In the UK, which has been massively criticised for its inept handling of the public health crisis, the response on the economic front has been much more decisive. In a package which may end up to as much as 12 per cent of GDP, UK Finance Minister Rishi Sunak (son-in-law of our own Infosys’ Narayana Murthy) promised £330 billion of loans and guarantees for businesses to help them pay wages and suppliers. He also announced a ‘business interruption loan’ scheme for smaller businesses, of up to £5 million each, and £25,000-cash grants for tiny businesses. In addition, all mortgage-payers will get a three-month holiday. He also announced a tax holiday for small businesses.
Impact inevitable
India needs to learn some lessons quickly from these examples. It doesn’t matter whether we are in Stage 2 or Stage 3 — the impact is inevitable, and it will be severe on the economy. There will be large-scale job losses and millions of small and large businesses will face an existence-threatening crisis.

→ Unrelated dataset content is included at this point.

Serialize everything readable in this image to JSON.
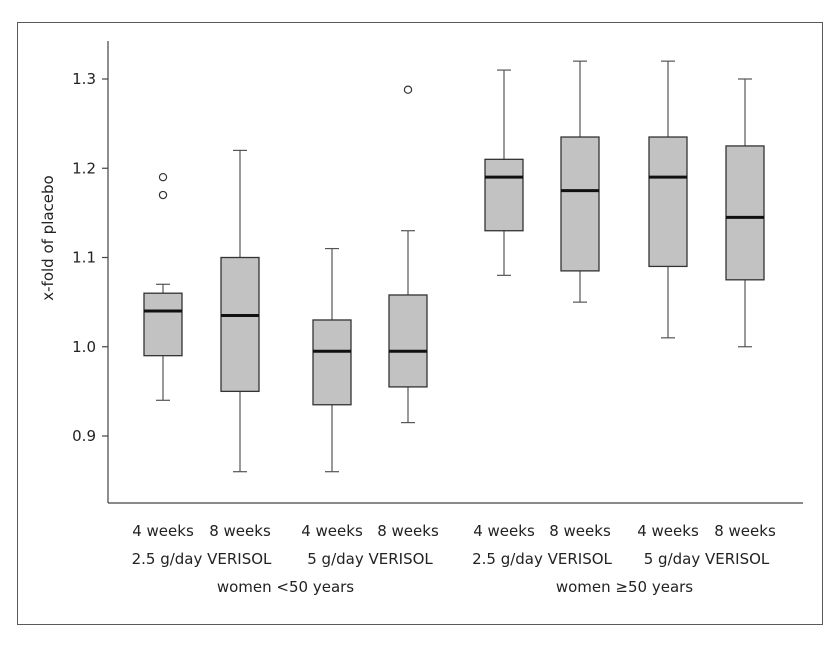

India’s vast army of self-employed and daily-wage workers will perhaps be the hardest hit of all. Any kind of extensions of the kind of shutdowns already being imposed across the country will simply destroy any chances of self-sustenance for them. Those who lose jobs during this period will face an even more uncertain future as there is no telling whether these jobs will come back.
At the moment though, the government still appears to be working to keep its Budget projections intact, as evidenced by yet another excise duty hike to garner the benefits of the fall in global crude prices for the exchequer. It is busy using taxpayer money (by proxy at least) to shore up a bank whose troubles are largely self-inflicted. Money which may be needed to help the very poorest of our countrymen in the near future is instead being given as dearness allowance to already reasonably well-paid and secure government employees.
Meanwhile, the biggest employment-generating sectors of our economy — IT and IT-enabled services, automobiles, telecommunications, aviation, hospitality, travel and tourism — and even millions of small, local businesses are on the brink of crisis.
In this scenario, we simply cannot afford any longer to pretend that it is business as usual. We need concrete plans and a well-defined stimulus package to ensure that the economy does not go into catastrophic free fall — and we need it now.